LA CORTE SUPREMA DI CASSAZIONE

SEZIONE TERZA PENALE

Composta dagli Ill.mi Sigg.ri Magistrati:

Dott. AMOROSO Giovanni – Presidente

Dott. GALTERIO Donatella – rel. Consigliere

Dott. ROSI Elisabetta – Consigliere

Dott. CERRONI Claudio – Consigliere

Dott. ANDRONIO Alessandro M. – Consigliere

ha pronunciato la seguente:

SENTENZA

sul ricorso proposto da:

FALLIMENTO (OMISSIS) S.R.L., IN PERSONA DEL CURATORE (OMISSIS);

avverso l’ordinanza in data 21.11.2016 del Tribunale di Roma;

visti gli atti, il provvedimento impugnato e il ricorso;

udita la relazione svolta dal Consigliere Dr. Donatella Galterio;

lette le richieste del Pubblico Ministero, in persona del Sostituto Procuratore Generale Dott.
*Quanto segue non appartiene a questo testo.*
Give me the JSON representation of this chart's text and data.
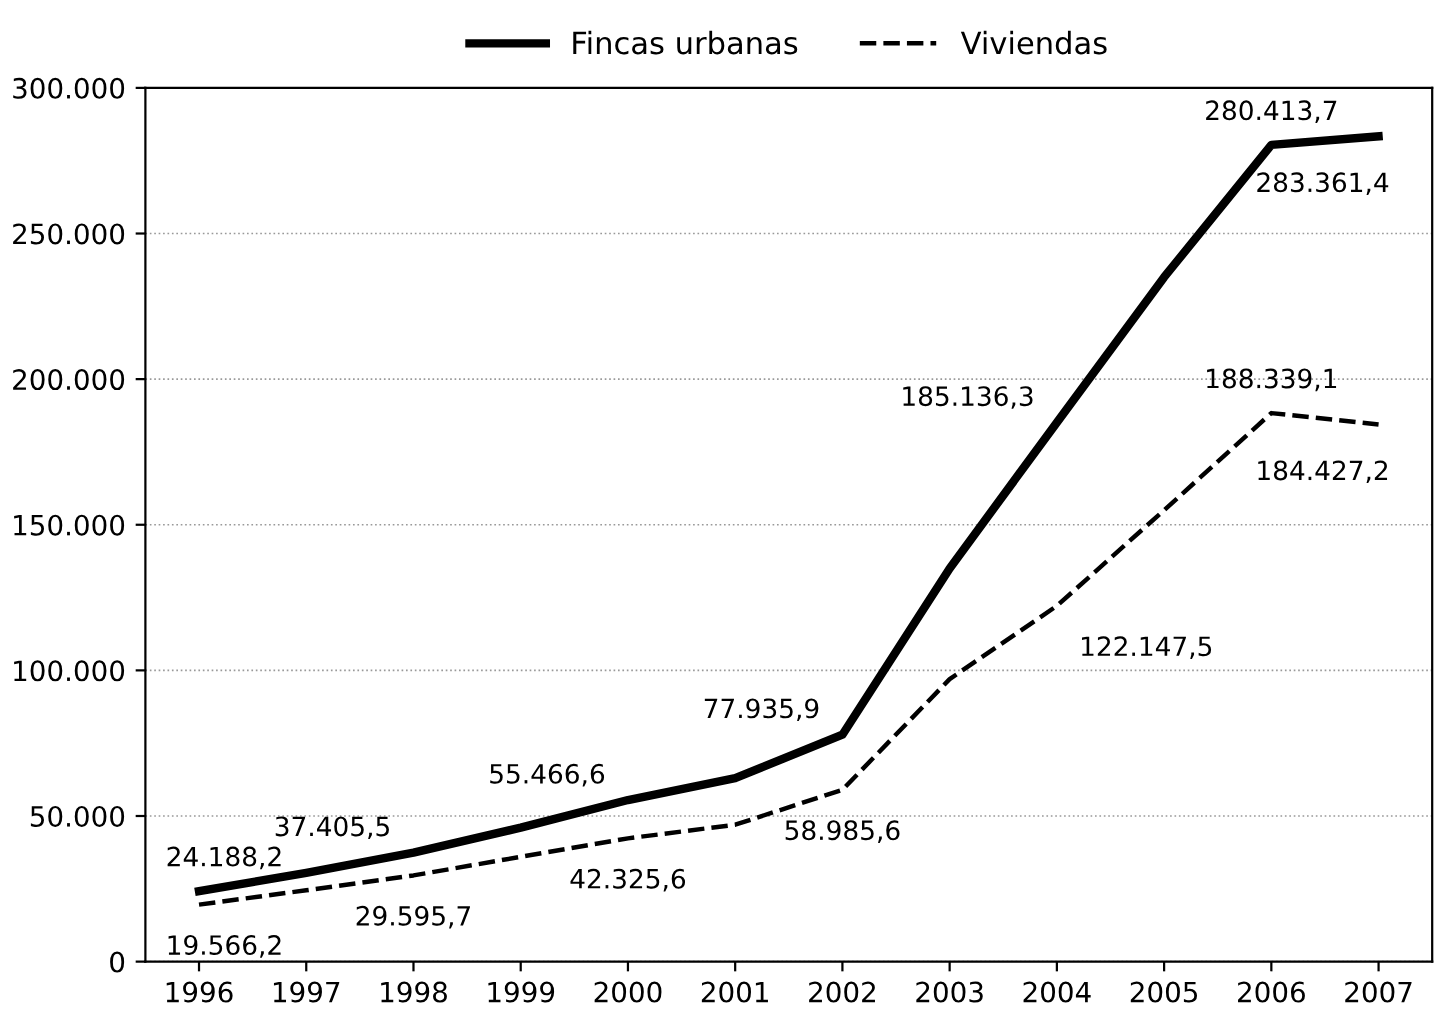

Cuomo Luigi, che ha concluso per l’inammissibilita’ del ricorso.

RITENUTO IN FATTO

Con ordinanza in data 21.11.2016 il Tribunale di Roma ha dichiarato inammissibile l’appello proposto dal Curatore Fallimentare della (OMISSIS) s.r.l. per ottenere la revoca del sequestro preventivo finalizzato alla confisca diretta avente ad oggetto i saldi attivi giacenti sui conti correnti della societa’, nonche’ di eventuali titoli di credito o fondi che ivi dovessero affluire sul rilievo della mancanza di legittimazione ad agire in capo al ricorrente.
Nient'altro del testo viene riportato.